The funding comes as hospitals across the state are at or near full capacity, including many hospitals in rural areas.

Eric Borgerding, president and CEO of the Wisconsin Hospital Association, said that’s in part because of a log jam that’s developed for patients who are ready to leave the hospital but need additional care at a place like nursing home and are unable to be admitted to one.

“We have hundreds of patients in Wisconsin that are ready to be discharged back to their skilled nursing facility or their long-term care facility, and for various reasons, the facility can’t or won’t accept them,” Borgerding said. “That is causing a pretty serious jam-up in hospital capacity right now as well.”

Rick Abrams, president and CEO of the Wisconsin Health Care Association and the Wisconsin Center for Assisted Living which represent skilled nursing facilities in Wisconsin, applauded the funding announcement.

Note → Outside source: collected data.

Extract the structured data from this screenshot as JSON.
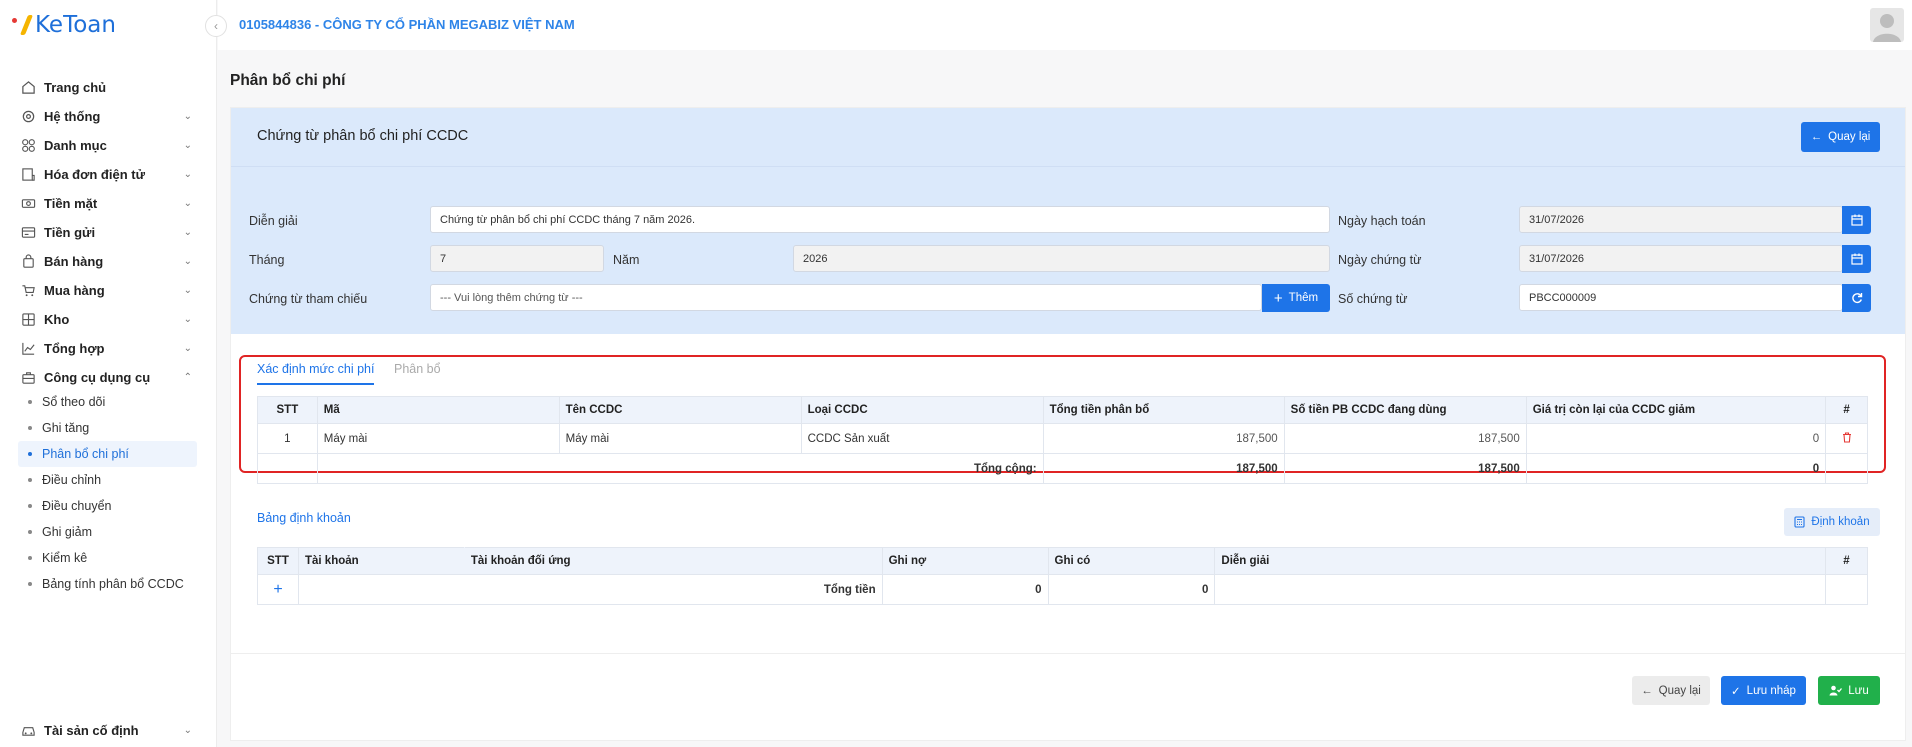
{
  "brand": {
    "name": "KeToan"
  },
  "topbar": {
    "company": "0105844836 - CÔNG TY CỔ PHẦN MEGABIZ VIỆT NAM"
  },
  "sidebar": {
    "items": [
      {
        "label": "Trang chủ",
        "icon": "home-icon",
        "chevron": false
      },
      {
        "label": "Hệ thống",
        "icon": "gear-icon",
        "chevron": true
      },
      {
        "label": "Danh mục",
        "icon": "grid-icon",
        "chevron": true
      },
      {
        "label": "Hóa đơn điện tử",
        "icon": "invoice-icon",
        "chevron": true
      },
      {
        "label": "Tiền mặt",
        "icon": "cash-icon",
        "chevron": true
      },
      {
        "label": "Tiền gửi",
        "icon": "bank-icon",
        "chevron": true
      },
      {
        "label": "Bán hàng",
        "icon": "bag-icon",
        "chevron": true
      },
      {
        "label": "Mua hàng",
        "icon": "cart-icon",
        "chevron": true
      },
      {
        "label": "Kho",
        "icon": "warehouse-icon",
        "chevron": true
      },
      {
        "label": "Tổng hợp",
        "icon": "chart-icon",
        "chevron": true
      },
      {
        "label": "Công cụ dụng cụ",
        "icon": "tools-icon",
        "chevron": true,
        "expanded": true
      }
    ],
    "subitems": [
      {
        "label": "Sổ theo dõi"
      },
      {
        "label": "Ghi tăng"
      },
      {
        "label": "Phân bổ chi phí",
        "active": true
      },
      {
        "label": "Điều chỉnh"
      },
      {
        "label": "Điều chuyển"
      },
      {
        "label": "Ghi giảm"
      },
      {
        "label": "Kiểm kê"
      },
      {
        "label": "Bảng tính phân bổ CCDC"
      }
    ],
    "last_item": {
      "label": "Tài sản cố định",
      "icon": "car-icon"
    }
  },
  "page": {
    "title": "Phân bổ chi phí"
  },
  "card": {
    "title": "Chứng từ phân bổ chi phí CCDC",
    "back_label": "Quay lại"
  },
  "form": {
    "dien_giai_label": "Diễn giải",
    "dien_giai_value": "Chứng từ phân bổ chi phí CCDC tháng 7 năm 2026.",
    "thang_label": "Tháng",
    "thang_value": "7",
    "nam_label": "Năm",
    "nam_value": "2026",
    "tham_chieu_label": "Chứng từ tham chiếu",
    "tham_chieu_placeholder": "--- Vui lòng thêm chứng từ ---",
    "them_label": "Thêm",
    "ngay_hach_toan_label": "Ngày hạch toán",
    "ngay_hach_toan_value": "31/07/2026",
    "ngay_chung_tu_label": "Ngày chứng từ",
    "ngay_chung_tu_value": "31/07/2026",
    "so_chung_tu_label": "Số chứng từ",
    "so_chung_tu_value": "PBCC000009"
  },
  "tabs": [
    {
      "label": "Xác định mức chi phí",
      "active": true
    },
    {
      "label": "Phân bổ",
      "active": false
    }
  ],
  "cost_table": {
    "headers": [
      "STT",
      "Mã",
      "Tên CCDC",
      "Loại CCDC",
      "Tổng tiền phân bổ",
      "Số tiền PB CCDC đang dùng",
      "Giá trị còn lại của CCDC giảm",
      "#"
    ],
    "rows": [
      {
        "stt": "1",
        "ma": "Máy mài",
        "ten": "Máy mài",
        "loai": "CCDC Sản xuất",
        "tong": "187,500",
        "dang_dung": "187,500",
        "con_lai": "0"
      }
    ],
    "total_label": "Tổng cộng:",
    "total_tong": "187,500",
    "total_dang_dung": "187,500",
    "total_con_lai": "0"
  },
  "accounting": {
    "title": "Bảng định khoản",
    "button_label": "Định khoản",
    "headers": [
      "STT",
      "Tài khoản",
      "Tài khoản đối ứng",
      "Ghi nợ",
      "Ghi có",
      "Diễn giải",
      "#"
    ],
    "total_label": "Tổng tiền",
    "total_no": "0",
    "total_co": "0"
  },
  "footer": {
    "back_label": "Quay lại",
    "draft_label": "Lưu nháp",
    "save_label": "Lưu"
  }
}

“It’s tremendously needed,” Abrams said. “Even before the COVID crisis, nursing facilities, indeed all facility-based long-term care, were chronically understaffed and the pandemic has really exacerbated that understaffing.”

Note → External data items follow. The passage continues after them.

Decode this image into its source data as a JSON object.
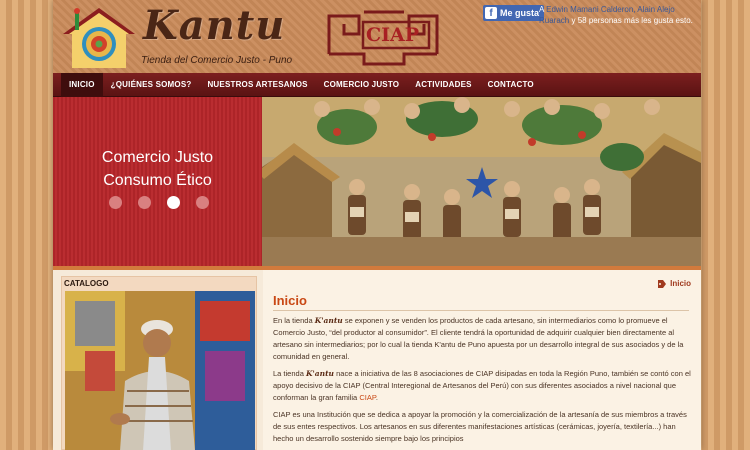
{
  "header": {
    "logo_title": "Kantu",
    "logo_subtitle": "Tienda del Comercio Justo - Puno",
    "partner_logo_text": "CIAP",
    "facebook": {
      "like_label": "Me gusta",
      "prefix": "A",
      "names": "Edwin Mamani Calderon, Alain Alejo Ruarach",
      "suffix": "y 58 personas más les gusta esto."
    }
  },
  "nav": {
    "items": [
      {
        "label": "INICIO",
        "active": true
      },
      {
        "label": "¿QUIÉNES SOMOS?"
      },
      {
        "label": "NUESTROS ARTESANOS"
      },
      {
        "label": "COMERCIO JUSTO"
      },
      {
        "label": "ACTIVIDADES"
      },
      {
        "label": "CONTACTO"
      }
    ]
  },
  "slider": {
    "line1": "Comercio Justo",
    "line2": "Consumo Ético",
    "dot_count": 4,
    "active_dot": 3
  },
  "sidebar": {
    "title": "CATALOGO"
  },
  "main": {
    "breadcrumb": "Inicio",
    "title": "Inicio",
    "p1": {
      "a": "En la tienda",
      "brand": "K'antu",
      "b": "se exponen y se venden los productos de cada artesano, sin intermediarios como lo promueve el Comercio Justo, “del productor al consumidor”. El cliente tendrá la oportunidad de adquirir cualquier bien directamente al artesano sin intermediarios; por lo cual la tienda K'antu de Puno apuesta por un desarrollo integral de sus asociados y de la comunidad en general."
    },
    "p2": {
      "a": "La tienda",
      "brand": "K'antu",
      "b": "nace a iniciativa de las 8 asociaciones de CIAP disipadas en toda la Región Puno, también se contó con el apoyo decisivo de la CIAP (Central Interegional de Artesanos del Perú) con sus diferentes asociados a nivel nacional que conforman la gran familia",
      "link": "CIAP",
      "c": "."
    },
    "p3": "CIAP es una Institución que se dedica a apoyar la promoción y la comercialización de la artesanía de sus miembros a través de sus entes respectivos. Los artesanos en sus diferentes manifestaciones artísticas (cerámicas, joyería, textilería...) han hecho un desarrollo sostenido siempre bajo los principios"
  },
  "colors": {
    "nav_bg": "#6b1818",
    "accent_orange": "#c94814",
    "slider_red": "#b8262a",
    "header_brown": "#c98a5a"
  }
}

Abrams said he believes the funding will alleviate some of the demand on Wisconsin’s hospitals.

“What we expect is that facilities will now be able to admit more patients who are ready for discharge from hospitals safely — and I underscore the word safely — so that we can release the pressure that our hospital partners are experiencing,” Abrams said.

Borgerding agreed the funding is a positive step, but added “it remains to be seen if that’s going to be an effective strategy.”

“We surely hope it will be, but we should be looking at other things at the same time and concurrently,” Borgerding said.

The incentive program will run through Dec. 30 or until funding for the program runs out.

Elizabeth Goodsitt, a spokesperson for DHS, said payments under the program will be backdated to cover patients accepted into facilities in the last two weeks of October, and will be sent out to facilities within the next week.

Another $50 million will be used to fully fund the CARES Act Provider Payment, which helps offset COVID-19 related financial losses and expenses for skilled nursing facilities.

The funding for both programs comes from the federal CARES Act stimulus package, according to DHS.